Want to email your doctor? You may be charged for that
WASHINGTON (AP) — The next time you message your doctor to ask about a pesky cough or an itchy rash, you may want to check your bank account first — you could get a bill for the question.
Hospital systems around the country are rolling out fees for some messages that patients send to physicians, who they say are spending an increasing amount of time poring over online queries, some so complex that they require the level of medical expertise normally dispensed during an office visit.
Patient advocates, however, worry these new fees may deter people from reaching out to their doctor and that they add another layer of complexity to the U.S. health care system’s already opaque billing process.
“This is a barrier that denies access and will result in hesitancy or fear to communicate and potentially harm patients with lower quality of care and outcomes at a much higher cost,” said Cynthia Fisher, the founder of Patient Rights Advocate, a Massachusetts-based nonprofit that pushes for hospital price transparency.
The explosion of telehealth over the last three years — driven by the COVID-19 outbreak and relaxed federal regulations for online care — prompted many doctors to adopt more robust telecommunication with their patients. Consultations that once happened in an office were converted to computer or smart phone visits. And health care systems invited patients to use new online portals to message their doctors with a question at any time, American Medical Association president Jack Resneck Jr. told The Associated Press.
“When people figured out this is cool and could improve care, you saw hospitals and practice groups saying to patients, welcome to your portal … you can ping your physician with questions if you want,” Resneck said. “We found ourselves as physicians getting dozens and dozens of these a day and not having time built in to do that work.”
The charges vary for each patient and hospital system, with messages costing as little as $3 for Medicare patients to as much $160 for the uninsured. In some cases, the final bill depends on how much time the doctor spends responding.
Health systems that have introduced these new policies, many in recent months, say they automatically alert patients that they may be charged when they message their doctor through online portals, such as MyChart, an online system that many organizations now use for scheduling appointments or releasing test results to patients.
Under new billing rules, doctors are permitted to bill Medicare for as little as 5 minutes of time spent on an online message in a seven-day period, according to the Centers for Medicaid and Medicare.
Doctors need to be paid for the time they spend doling out expert medical advice — even over messages, said University of Chicago health economist Katherine Baicker. But it’s also important that hospital systems are transparent about what patients can expect to pay as they roll out these new charges, she added.
“Co-pays do not accomplish anything when they are not clear for patients ahead of time,” Baicker said.
Physicians at University of California San Francisco Health field roughly 900,000 email threads — 3 million total messages — in a year, according to Jess Berthold, a spokesperson for the system.
The hospital announced in November 2021 it would start charging for some of those messages, after noting a spike during the pandemic. During a year’s time, 1.4% of email threads, or about 13,000, have resulted in a bill.
Only certain messages trigger a charge. Patients won’t be charged, for example, for prescription refills, scheduling an appointment, asking a follow-up question about an office visit within the last seven days, or if their doctor advises they should schedule a visit in response.
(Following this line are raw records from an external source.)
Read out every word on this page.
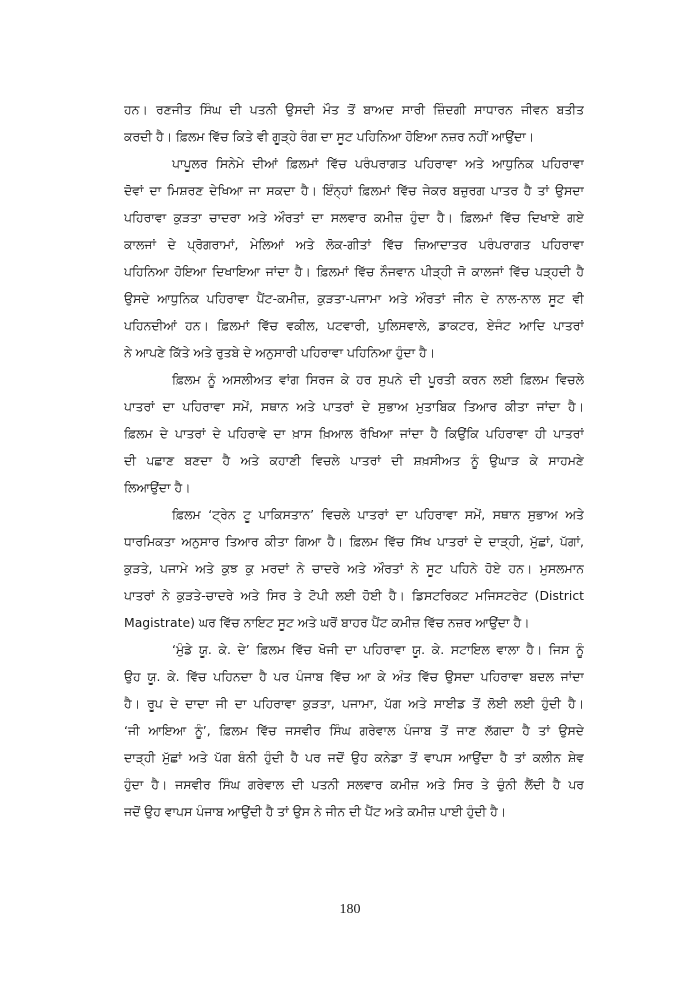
ਹਨ। ਰਣਜੀਤ ਸਿੰਘ ਦੀ ਪਤਨੀ ਉਸਦੀ ਮੌਤ ਤੋਂ ਬਾਅਦ ਸਾਰੀ ਜ਼ਿੰਦਗੀ ਸਾਧਾਰਨ ਜੀਵਨ ਬਤੀਤ
ਕਰਦੀ ਹੈ। ਫ਼ਿਲਮ ਵਿੱਚ ਕਿਤੇ ਵੀ ਗੂੜ੍ਹੇ ਰੰਗ ਦਾ ਸੂਟ ਪਹਿਨਿਆ ਹੋਇਆ ਨਜ਼ਰ ਨਹੀਂ ਆਉਂਦਾ।
ਪਾਪੂਲਰ ਸਿਨੇਮੇ ਦੀਆਂ ਫ਼ਿਲਮਾਂ ਵਿੱਚ ਪਰੰਪਰਾਗਤ ਪਹਿਰਾਵਾ ਅਤੇ ਆਧੁਨਿਕ ਪਹਿਰਾਵਾ
ਦੋਵਾਂ ਦਾ ਮਿਸ਼ਰਣ ਦੇਖਿਆ ਜਾ ਸਕਦਾ ਹੈ। ਇੰਨ੍ਹਾਂ ਫ਼ਿਲਮਾਂ ਵਿੱਚ ਜੇਕਰ ਬਜ਼ੁਰਗ ਪਾਤਰ ਹੈ ਤਾਂ ਉਸਦਾ
ਪਹਿਰਾਵਾ ਕੁੜਤਾ ਚਾਦਰਾ ਅਤੇ ਔਰਤਾਂ ਦਾ ਸਲਵਾਰ ਕਮੀਜ਼ ਹੁੰਦਾ ਹੈ। ਫ਼ਿਲਮਾਂ ਵਿੱਚ ਦਿਖਾਏ ਗਏ
ਕਾਲਜਾਂ ਦੇ ਪ੍ਰੋਗਰਾਮਾਂ, ਮੇਲਿਆਂ ਅਤੇ ਲੋਕ-ਗੀਤਾਂ ਵਿੱਚ ਜ਼ਿਆਦਾਤਰ ਪਰੰਪਰਾਗਤ ਪਹਿਰਾਵਾ
ਪਹਿਨਿਆ ਹੋਇਆ ਦਿਖਾਇਆ ਜਾਂਦਾ ਹੈ। ਫ਼ਿਲਮਾਂ ਵਿੱਚ ਨੌਜਵਾਨ ਪੀੜ੍ਹੀ ਜੋ ਕਾਲਜਾਂ ਵਿੱਚ ਪੜ੍ਹਦੀ ਹੈ
ਉਸਦੇ ਆਧੁਨਿਕ ਪਹਿਰਾਵਾ ਪੈਂਟ-ਕਮੀਜ਼, ਕੁੜਤਾ-ਪਜਾਮਾ ਅਤੇ ਔਰਤਾਂ ਜੀਨ ਦੇ ਨਾਲ-ਨਾਲ ਸੂਟ ਵੀ
ਪਹਿਨਦੀਆਂ ਹਨ। ਫ਼ਿਲਮਾਂ ਵਿੱਚ ਵਕੀਲ, ਪਟਵਾਰੀ, ਪੁਲਿਸਵਾਲੇ, ਡਾਕਟਰ, ਏਜੰਟ ਆਦਿ ਪਾਤਰਾਂ
ਨੇ ਆਪਣੇ ਕਿੱਤੇ ਅਤੇ ਰੁਤਬੇ ਦੇ ਅਨੁਸਾਰੀ ਪਹਿਰਾਵਾ ਪਹਿਨਿਆ ਹੁੰਦਾ ਹੈ।
ਫ਼ਿਲਮ ਨੂੰ ਅਸਲੀਅਤ ਵਾਂਗ ਸਿਰਜ ਕੇ ਹਰ ਸੁਪਨੇ ਦੀ ਪੂਰਤੀ ਕਰਨ ਲਈ ਫ਼ਿਲਮ ਵਿਚਲੇ
ਪਾਤਰਾਂ ਦਾ ਪਹਿਰਾਵਾ ਸਮੇਂ, ਸਥਾਨ ਅਤੇ ਪਾਤਰਾਂ ਦੇ ਸੁਭਾਅ ਮੁਤਾਬਿਕ ਤਿਆਰ ਕੀਤਾ ਜਾਂਦਾ ਹੈ।
ਫ਼ਿਲਮ ਦੇ ਪਾਤਰਾਂ ਦੇ ਪਹਿਰਾਵੇ ਦਾ ਖ਼ਾਸ ਖ਼ਿਆਲ ਰੱਖਿਆ ਜਾਂਦਾ ਹੈ ਕਿਉਂਕਿ ਪਹਿਰਾਵਾ ਹੀ ਪਾਤਰਾਂ
ਦੀ ਪਛਾਣ ਬਣਦਾ ਹੈ ਅਤੇ ਕਹਾਣੀ ਵਿਚਲੇ ਪਾਤਰਾਂ ਦੀ ਸ਼ਖ਼ਸੀਅਤ ਨੂੰ ਉਘਾੜ ਕੇ ਸਾਹਮਣੇ
ਲਿਆਉਂਦਾ ਹੈ।
ਫ਼ਿਲਮ ‘ਟ੍ਰੇਨ ਟੂ ਪਾਕਿਸਤਾਨ’ ਵਿਚਲੇ ਪਾਤਰਾਂ ਦਾ ਪਹਿਰਾਵਾ ਸਮੇਂ, ਸਥਾਨ ਸੁਭਾਅ ਅਤੇ
ਧਾਰਮਿਕਤਾ ਅਨੁਸਾਰ ਤਿਆਰ ਕੀਤਾ ਗਿਆ ਹੈ। ਫ਼ਿਲਮ ਵਿੱਚ ਸਿੱਖ ਪਾਤਰਾਂ ਦੇ ਦਾੜ੍ਹੀ, ਮੁੱਛਾਂ, ਪੱਗਾਂ,
ਕੁੜਤੇ, ਪਜਾਮੇ ਅਤੇ ਕੁਝ ਕੁ ਮਰਦਾਂ ਨੇ ਚਾਦਰੇ ਅਤੇ ਔਰਤਾਂ ਨੇ ਸੂਟ ਪਹਿਨੇ ਹੋਏ ਹਨ। ਮੁਸਲਮਾਨ
ਪਾਤਰਾਂ ਨੇ ਕੁੜਤੇ-ਚਾਦਰੇ ਅਤੇ ਸਿਰ ਤੇ ਟੋਪੀ ਲਈ ਹੋਈ ਹੈ। ਡਿਸਟਰਿਕਟ ਮਜਿਸਟਰੇਟ (District
Magistrate) ਘਰ ਵਿੱਚ ਨਾਇਟ ਸੂਟ ਅਤੇ ਘਰੋਂ ਬਾਹਰ ਪੈਂਟ ਕਮੀਜ਼ ਵਿੱਚ ਨਜ਼ਰ ਆਉਂਦਾ ਹੈ।
‘ਮੁੰਡੇ ਯੂ. ਕੇ. ਦੇ’ ਫ਼ਿਲਮ ਵਿੱਚ ਖੋਜੀ ਦਾ ਪਹਿਰਾਵਾ ਯੂ. ਕੇ. ਸਟਾਇਲ ਵਾਲਾ ਹੈ। ਜਿਸ ਨੂੰ
ਉਹ ਯੂ. ਕੇ. ਵਿੱਚ ਪਹਿਨਦਾ ਹੈ ਪਰ ਪੰਜਾਬ ਵਿੱਚ ਆ ਕੇ ਅੰਤ ਵਿੱਚ ਉਸਦਾ ਪਹਿਰਾਵਾ ਬਦਲ ਜਾਂਦਾ
ਹੈ। ਰੂਪ ਦੇ ਦਾਦਾ ਜੀ ਦਾ ਪਹਿਰਾਵਾ ਕੁੜਤਾ, ਪਜਾਮਾ, ਪੱਗ ਅਤੇ ਸਾਈਡ ਤੋਂ ਲੋਈ ਲਈ ਹੁੰਦੀ ਹੈ।
‘ਜੀ ਆਇਆ ਨੂੰ’, ਫ਼ਿਲਮ ਵਿੱਚ ਜਸਵੀਰ ਸਿੰਘ ਗਰੇਵਾਲ ਪੰਜਾਬ ਤੋਂ ਜਾਣ ਲੱਗਦਾ ਹੈ ਤਾਂ ਉਸਦੇ
ਦਾੜ੍ਹੀ ਮੁੱਛਾਂ ਅਤੇ ਪੱਗ ਬੰਨੀ ਹੁੰਦੀ ਹੈ ਪਰ ਜਦੋਂ ਉਹ ਕਨੇਡਾ ਤੋਂ ਵਾਪਸ ਆਉਂਦਾ ਹੈ ਤਾਂ ਕਲੀਨ ਸ਼ੇਵ
ਹੁੰਦਾ ਹੈ। ਜਸਵੀਰ ਸਿੰਘ ਗਰੇਵਾਲ ਦੀ ਪਤਨੀ ਸਲਵਾਰ ਕਮੀਜ਼ ਅਤੇ ਸਿਰ ਤੇ ਚੁੰਨੀ ਲੈਂਦੀ ਹੈ ਪਰ
ਜਦੋਂ ਉਹ ਵਾਪਸ ਪੰਜਾਬ ਆਉਂਦੀ ਹੈ ਤਾਂ ਉਸ ਨੇ ਜੀਨ ਦੀ ਪੈਂਟ ਅਤੇ ਕਮੀਜ਼ ਪਾਈ ਹੁੰਦੀ ਹੈ।
180
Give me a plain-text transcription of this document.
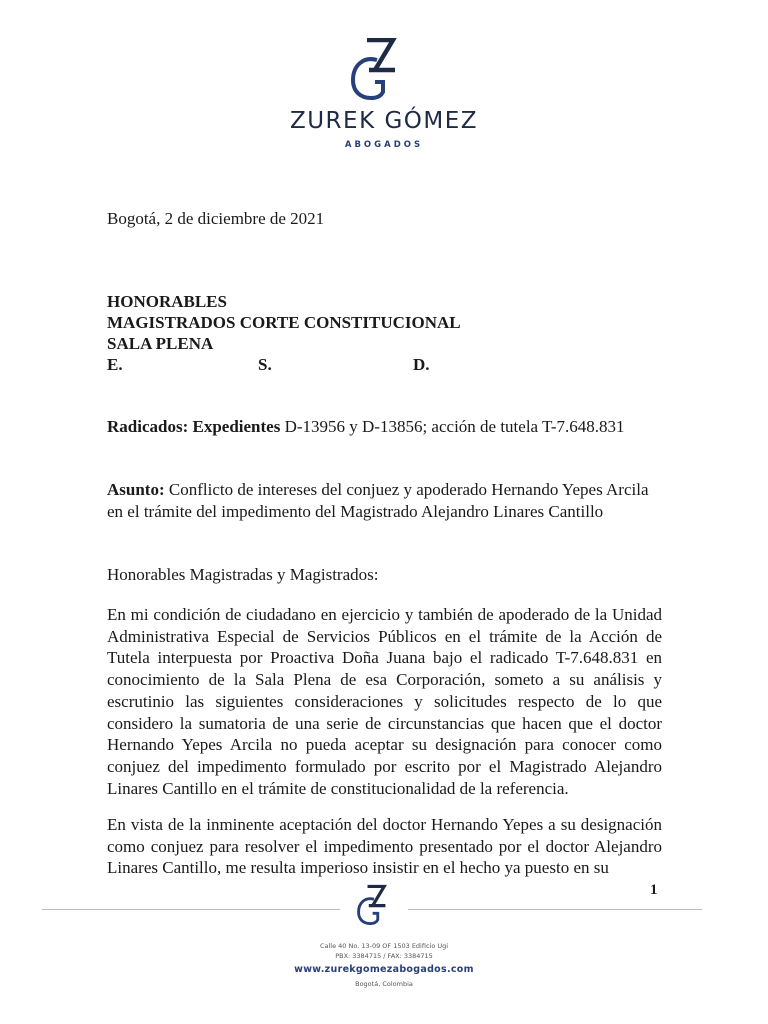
ZUREK GÓMEZ
ABOGADOS
Bogotá, 2 de diciembre de 2021
HONORABLES
MAGISTRADOS CORTE CONSTITUCIONAL
SALA PLENA
E.	S.	D.
Radicados: Expedientes D-13956 y D-13856; acción de tutela T-7.648.831
Asunto: Conflicto de intereses del conjuez y apoderado Hernando Yepes Arcila en el trámite del impedimento del Magistrado Alejandro Linares Cantillo
Honorables Magistradas y Magistrados:
En mi condición de ciudadano en ejercicio y también de apoderado de la Unidad Administrativa Especial de Servicios Públicos en el trámite de la Acción de Tutela interpuesta por Proactiva Doña Juana bajo el radicado T-7.648.831 en conocimiento de la Sala Plena de esa Corporación, someto a su análisis y escrutinio las siguientes consideraciones y solicitudes respecto de lo que considero la sumatoria de una serie de circunstancias que hacen que el doctor Hernando Yepes Arcila no pueda aceptar su designación para conocer como conjuez del impedimento formulado por escrito por el Magistrado Alejandro Linares Cantillo en el trámite de constitucionalidad de la referencia.
En vista de la inminente aceptación del doctor Hernando Yepes a su designación como conjuez para resolver el impedimento presentado por el doctor Alejandro Linares Cantillo, me resulta imperioso insistir en el hecho ya puesto en su
1
Calle 40 No. 13-09 OF 1503 Edificio Ugi
PBX: 3384715 / FAX: 3384715
www.zurekgomezabogados.com
Bogotá, Colombia
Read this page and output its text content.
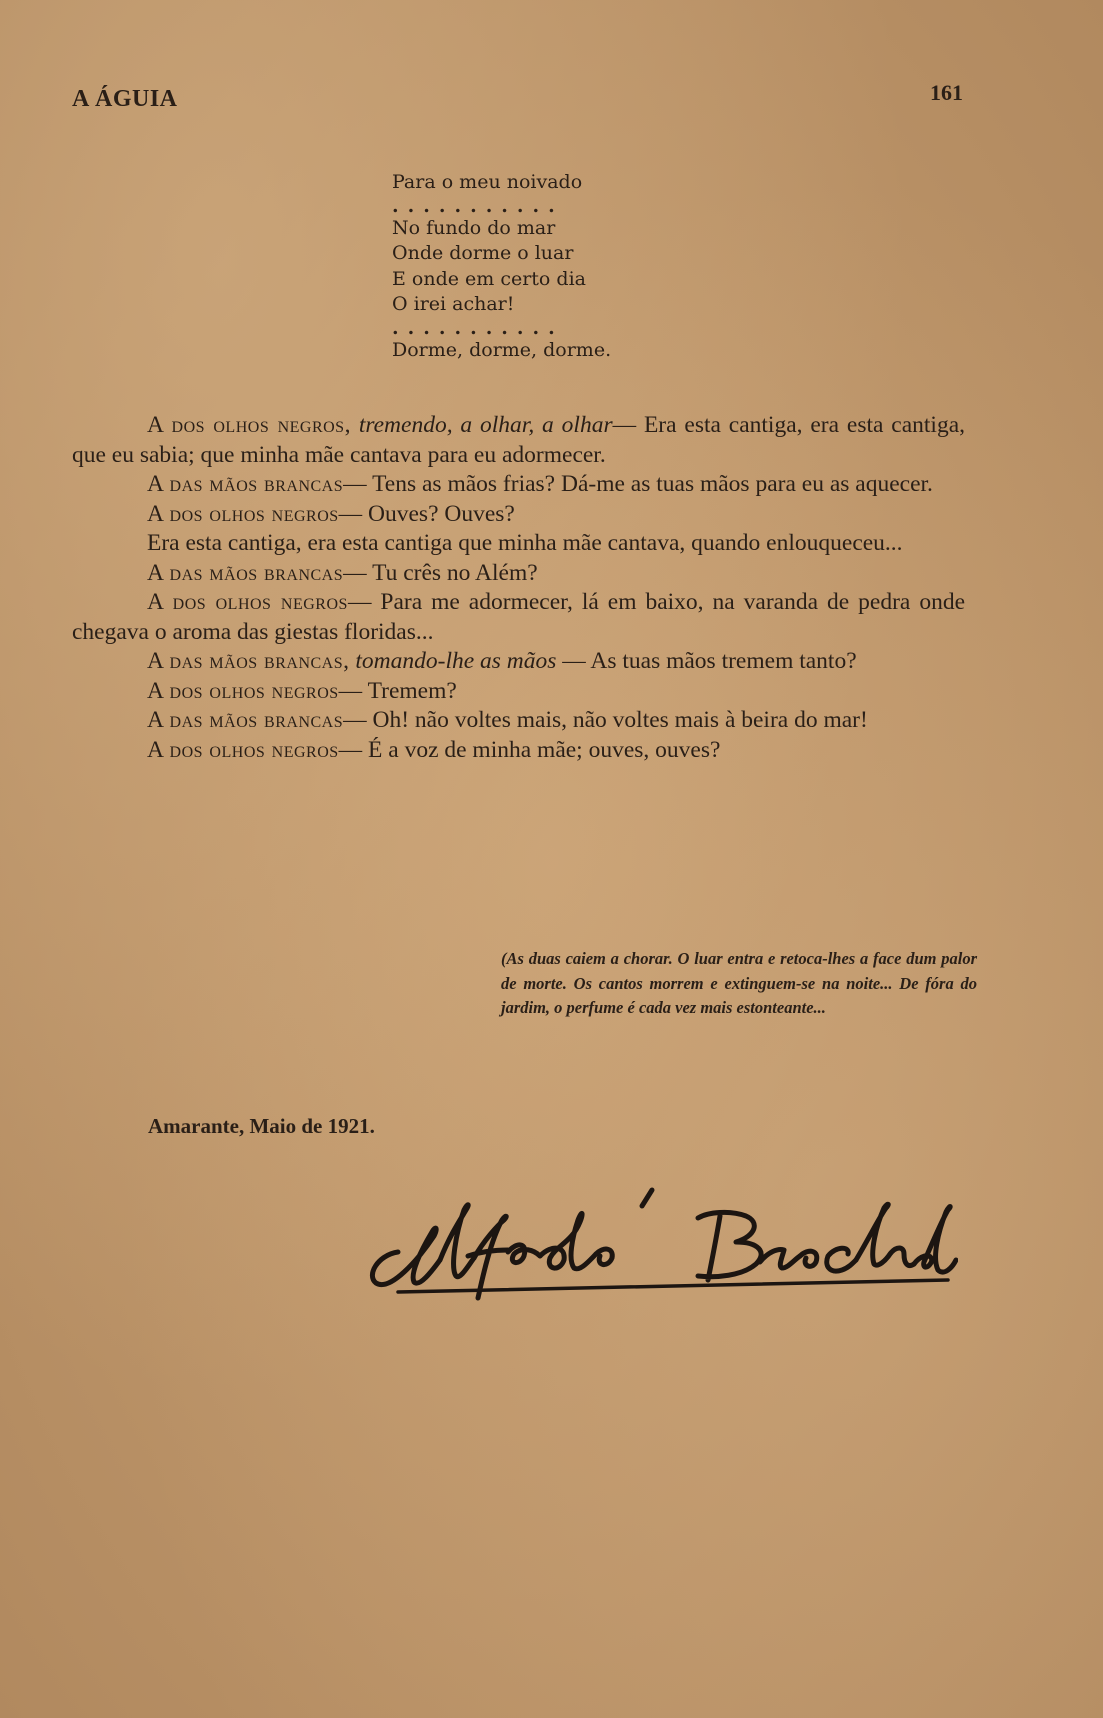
A ÁGUIA	161
Para o meu noivado
...........
No fundo do mar
Onde dorme o luar
E onde em certo dia
O irei achar!
...........
Dorme, dorme, dorme.

A dos olhos negros, tremendo, a olhar, a olhar— Era esta cantiga, era esta cantiga, que eu sabia; que minha mãe cantava para eu adormecer.

A das mãos brancas— Tens as mãos frias? Dá-me as tuas mãos para eu as aquecer.

A dos olhos negros— Ouves? Ouves?

Era esta cantiga, era esta cantiga que minha mãe cantava, quando enlouqueceu...

A das mãos brancas— Tu crês no Além?

A dos olhos negros— Para me adormecer, lá em baixo, na varanda de pedra onde chegava o aroma das giestas floridas...

A das mãos brancas, tomando-lhe as mãos — As tuas mãos tremem tanto?

A dos olhos negros— Tremem?

A das mãos brancas— Oh! não voltes mais, não voltes mais à beira do mar!

A dos olhos negros— É a voz de minha mãe; ouves, ouves?

(As duas caiem a chorar. O luar entra e retoca-lhes a face dum palor de morte. Os cantos morrem e extinguem-se na noite... De fóra do jardim, o perfume é cada vez mais estonteante...
Amarante, Maio de 1921.
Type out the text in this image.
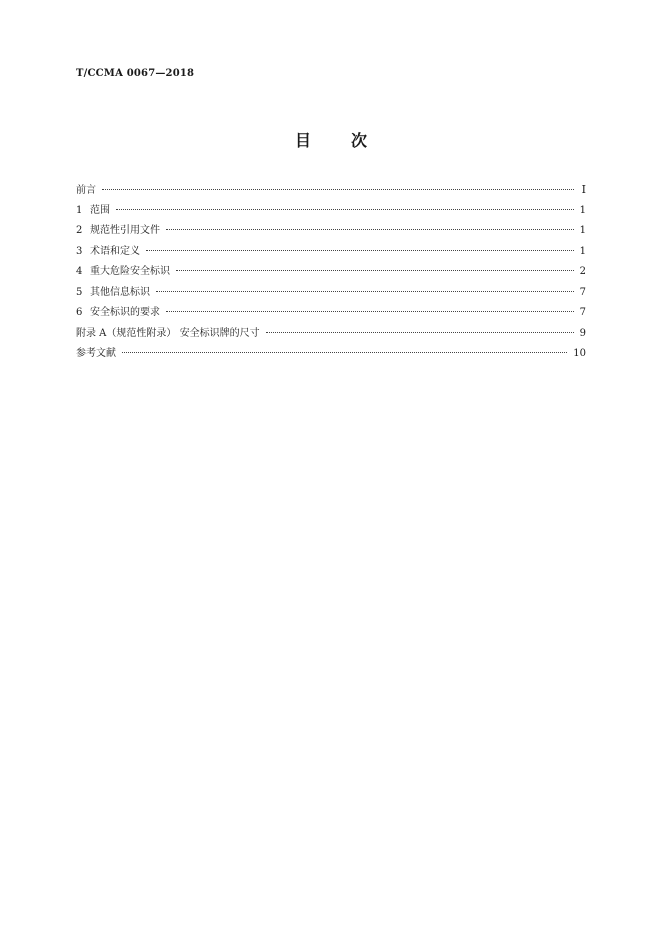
T/CCMA 0067—2018
目	次
前言	I
1 范围	1
2 规范性引用文件	1
3 术语和定义	1
4 重大危险安全标识	2
5 其他信息标识	7
6 安全标识的要求	7
附录 A（规范性附录） 安全标识牌的尺寸	9
参考文献	10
What types of messages will prompt a bill? Sending your doctor a picture of a new rash, asking for a form to be filled out or requesting a change in medication.
Navigating how much you might end up owing can be trickier.
At UCSF, patients on Medicaid who message their doctor won’t have any out-of-pocket costs, and those on traditional Medicare may have to pay $3 to $6. Patients on private insurance will be billed a co-pay — typically about $20 — as will patients on Medicare Advantage, the private insurance plans for Medicare.
Cleveland Clinic in Ohio, the latest major hospital system to announce charges for online messages, rolled out similar guidelines late last month, with messages costing as much as $50 for those on private insurance. And at Northwestern Medicine in Chicago, which charges $35 for some messages, fewer than 1% of those correspondences resulted in a bill, spokesman Christopher King said.
All of those systems use the online portal MyChart. Epic, the privately owned software company that runs MyChart, does not track which health systems charge patients for messages, spokeswoman Barb Herandez said in an email. The company did not answer questions about whether it receives a share of the fees from those charges.
Giving patients advice online can save a patient time or money in the long run, hospital systems argue. If the doctor can answer a patient’s question over email, the patient can cut out wait times for an appointment and avoid taking time off work to go to the doctor’s office.
Plus, some patients simply prefer the convenience of getting a quick answer from the doctor on an app, Berthold of UCSF added.
“If patients can have access to a doctor right when questions or concerns arise, they can seek care more quickly and be treated more quickly,” Berthold said.
But Fisher argues it could have the opposite effect with patients thinking twice before they message a doctor. Instead, some people may turn to free, unreliable advice online.
“It becomes a slippery slope, and that slippery slope is not in favor of the patient,” she said.